The event will take place at:
Le Royal Méridien Shanghai
789 Nanjing Road East
Shanghai, Shanghai 200001
Shanghai – where Western customs and Chinese traditions intertwine
Once known as Paris of the East, Shanghai in the early 20th Century laid claim to being the most glamorous and cultured city in China—and all of Asia. These days, Shanghai is rapidly regaining its reputation as a cosmopolitan city. While Beijing remains the capital, the center of politics, culture, information and academia, the world knows Shanghai as China's financial center, the center of fashion, and a progressive enterprising city open to new ideas.
Unlike Beijing, Shanghai's history does not date far back. Until 1842 it was a sleepy fishing village. Its name in Chinese literally means on the sea, which describes its advantageous location on the banks of the Yangtze (Chang Jiang) River delta, close to the silk and tea producing regions of China. Its geography propelled it to prominence when sea trade with the West became more important.

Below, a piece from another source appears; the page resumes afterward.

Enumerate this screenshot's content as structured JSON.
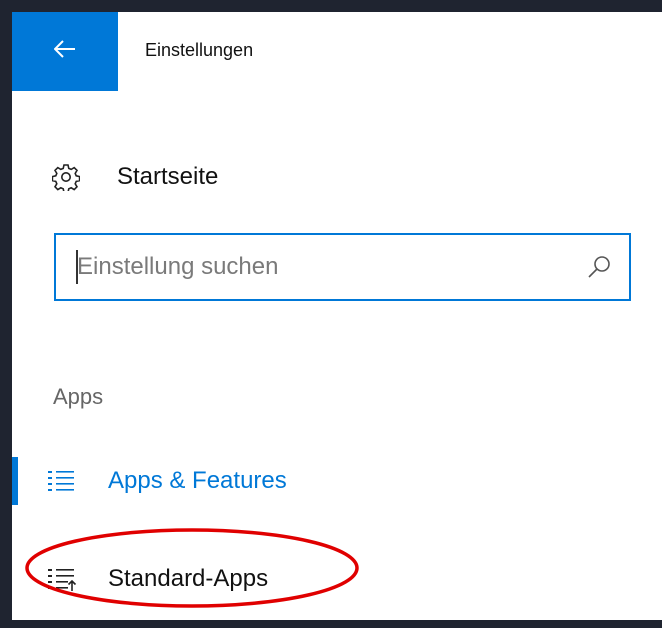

By the end of the 19th century, Britain declared Shanghai a treaty port, and the sleepy village was suddenly transformed into a cosmopolitan destination. The British, French and Americans took up autonomous concession zones in the city, each of which was independent of Chinese law. All three brought colonial influences to the city, which can still be seen today in the European architecture of the buildings on the Bund and in the Old French Concession area.
In 1992, reforms opened to new economic conditions that allowed Shanghai to regain its place as the country's economic head. A booming construction industry, increased private businesses, larger personal incomes and growing foreign investments made it one of the most industrialized bases in the country. The city's resurgence in economic prosperity is best exemplified in the development of the Pu Dong New Area. The Shanghai government invested millions of dollars on infrastructure projects in Pu Dong, such as the aggressively modern
Pu Dong International Airport. With its economic progress, Shanghai continues to undergo a renaissance of its arts and culture. The impressive Shanghai Museum and the architecturally striking Shanghai Grand Theater are just two examples of the city's cultural rebirth. Since the mid-1990s the city has gained a reputation for experimental and extravagant architecture rivaled domestically only by Beijing. The Shanghai Urban Planning Exhibition Center contains a model of the city as planners anticipate it for the 2010 World Expo, including the rebuilding of entire neighborhoods.